Несколько парализовали это нежелательное влияние, смягчали грубость корпусной казармы только воспитательницы. Дамы эти, которых было несколько, наблюдали за поведением своих питомцев, входили во все мелочи их домашней жизни, начиная с костюма и кончая манерами. Влияние женщин, по словам Верещагина, сказывалось сильно: в Александровском корпусе не было грубости, черствости, солдатчины, заедавших старшие корпуса, которые готовили не людей в широком смысле слова, или даже хороших военных, а только специалистов фронта и шагистики. Но совершено уничтожить те несимпатичные стороны корпусной жизни, которые так неприятно поражали Верещагина, конечно, дамы эти не могли, так как за порядком во время игр и даже занятий в зале и на гулянье наблюдали простые дядьки, учившие кадет ружейным приемам, маршировке, употреблявшие выражения, в роде: «а, дуй тя горой!», или «ах, разорви тебя совсем!» и т. п.
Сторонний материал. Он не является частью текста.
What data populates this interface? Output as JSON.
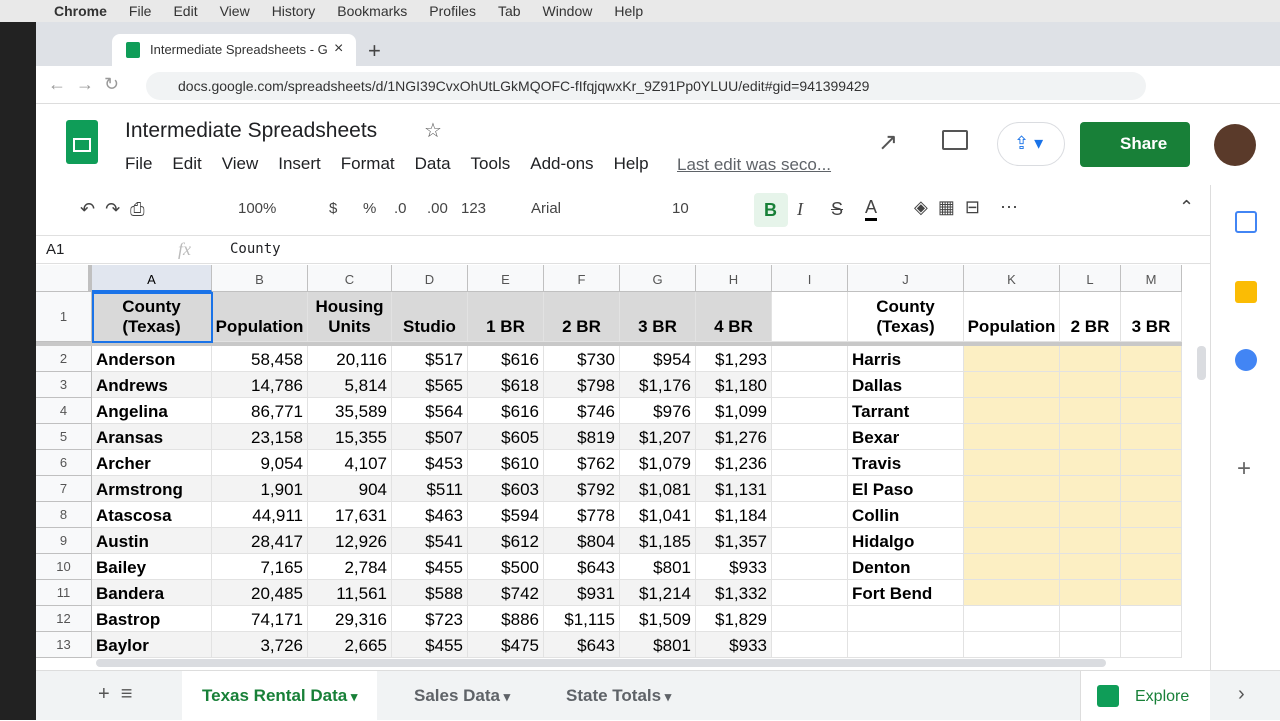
{
  "mac_menu": [
    "Chrome",
    "File",
    "Edit",
    "View",
    "History",
    "Bookmarks",
    "Profiles",
    "Tab",
    "Window",
    "Help"
  ],
  "browser": {
    "tab_title": "Intermediate Spreadsheets - G",
    "url": "docs.google.com/spreadsheets/d/1NGI39CvxOhUtLGkMQOFC-fIfqjqwxKr_9Z91Pp0YLUU/edit#gid=941399429"
  },
  "header": {
    "title": "Intermediate Spreadsheets",
    "menus": [
      "File",
      "Edit",
      "View",
      "Insert",
      "Format",
      "Data",
      "Tools",
      "Add-ons",
      "Help"
    ],
    "last_edit": "Last edit was seco...",
    "share": "Share"
  },
  "toolbar": {
    "zoom": "100%",
    "currency": "$",
    "percent": "%",
    "dec_less": ".0",
    "dec_more": ".00",
    "format": "123",
    "font": "Arial",
    "size": "10",
    "bold": "B",
    "italic": "I",
    "strike": "S",
    "text_color": "A"
  },
  "formula_bar": {
    "name_box": "A1",
    "fx": "fx",
    "content": "County"
  },
  "sheet": {
    "columns": [
      "A",
      "B",
      "C",
      "D",
      "E",
      "F",
      "G",
      "H",
      "I",
      "J",
      "K",
      "L",
      "M"
    ],
    "row_numbers": [
      "1",
      "2",
      "3",
      "4",
      "5",
      "6",
      "7",
      "8",
      "9",
      "10",
      "11",
      "12",
      "13"
    ],
    "header": [
      "County (Texas)",
      "Population",
      "Housing Units",
      "Studio",
      "1 BR",
      "2 BR",
      "3 BR",
      "4 BR"
    ],
    "rows": [
      [
        "Anderson",
        "58,458",
        "20,116",
        "$517",
        "$616",
        "$730",
        "$954",
        "$1,293"
      ],
      [
        "Andrews",
        "14,786",
        "5,814",
        "$565",
        "$618",
        "$798",
        "$1,176",
        "$1,180"
      ],
      [
        "Angelina",
        "86,771",
        "35,589",
        "$564",
        "$616",
        "$746",
        "$976",
        "$1,099"
      ],
      [
        "Aransas",
        "23,158",
        "15,355",
        "$507",
        "$605",
        "$819",
        "$1,207",
        "$1,276"
      ],
      [
        "Archer",
        "9,054",
        "4,107",
        "$453",
        "$610",
        "$762",
        "$1,079",
        "$1,236"
      ],
      [
        "Armstrong",
        "1,901",
        "904",
        "$511",
        "$603",
        "$792",
        "$1,081",
        "$1,131"
      ],
      [
        "Atascosa",
        "44,911",
        "17,631",
        "$463",
        "$594",
        "$778",
        "$1,041",
        "$1,184"
      ],
      [
        "Austin",
        "28,417",
        "12,926",
        "$541",
        "$612",
        "$804",
        "$1,185",
        "$1,357"
      ],
      [
        "Bailey",
        "7,165",
        "2,784",
        "$455",
        "$500",
        "$643",
        "$801",
        "$933"
      ],
      [
        "Bandera",
        "20,485",
        "11,561",
        "$588",
        "$742",
        "$931",
        "$1,214",
        "$1,332"
      ],
      [
        "Bastrop",
        "74,171",
        "29,316",
        "$723",
        "$886",
        "$1,115",
        "$1,509",
        "$1,829"
      ],
      [
        "Baylor",
        "3,726",
        "2,665",
        "$455",
        "$475",
        "$643",
        "$801",
        "$933"
      ]
    ],
    "lookup": {
      "header": [
        "County (Texas)",
        "Population",
        "2 BR",
        "3 BR"
      ],
      "counties": [
        "Harris",
        "Dallas",
        "Tarrant",
        "Bexar",
        "Travis",
        "El Paso",
        "Collin",
        "Hidalgo",
        "Denton",
        "Fort Bend"
      ]
    }
  },
  "sheet_tabs": [
    "Texas Rental Data",
    "Sales Data",
    "State Totals"
  ],
  "explore": "Explore"
}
В. В. Верещагин чувствовал себя в такой обстановке совершенно одиноким и тяготился своими товарищами. «В противоположность многим, вероятно, большинству моих сверстников, я не любил товарищества, его гнета, насилия: каюсь – теперь это можно, – что я только молчал, притворялся, только показывал вид, что доволен им, так как иначе меня защипали бы. Как из заразной болезни вырвался бы от всех этих „неумытых рук“, бесцеремонно залезавших в мою голову, сердце и совесть, ушел бы от всех „чужих“ к „своим“, т. е. от тех, кто меня только терпел, муштровал и дрессировал, к тем, кто меня любил, жалел и учил.»

Что касается до учителей, то выбор их был сносный, и В. В. Верещагин учился недурно по всем предметам, кроме арифметики. Он никак не мог понять дробей. Сильно развитое воображение воплощало в образы и сухие арифметические строчки. Дроби казались ему каким-то лесом дремучим, в котором числители, знаменатели и черточки представлялись какими-то гонителями, обидчиками, при одном названии их возникало в голове представление о ружейной дроби, виденной когда-то у отца на столе. Особенно прилежно занимался он английским языком, который усвоил довольно порядочно сначала под руководством преподавателя Даниеля, а затем гувернантки г-жи Брокнер.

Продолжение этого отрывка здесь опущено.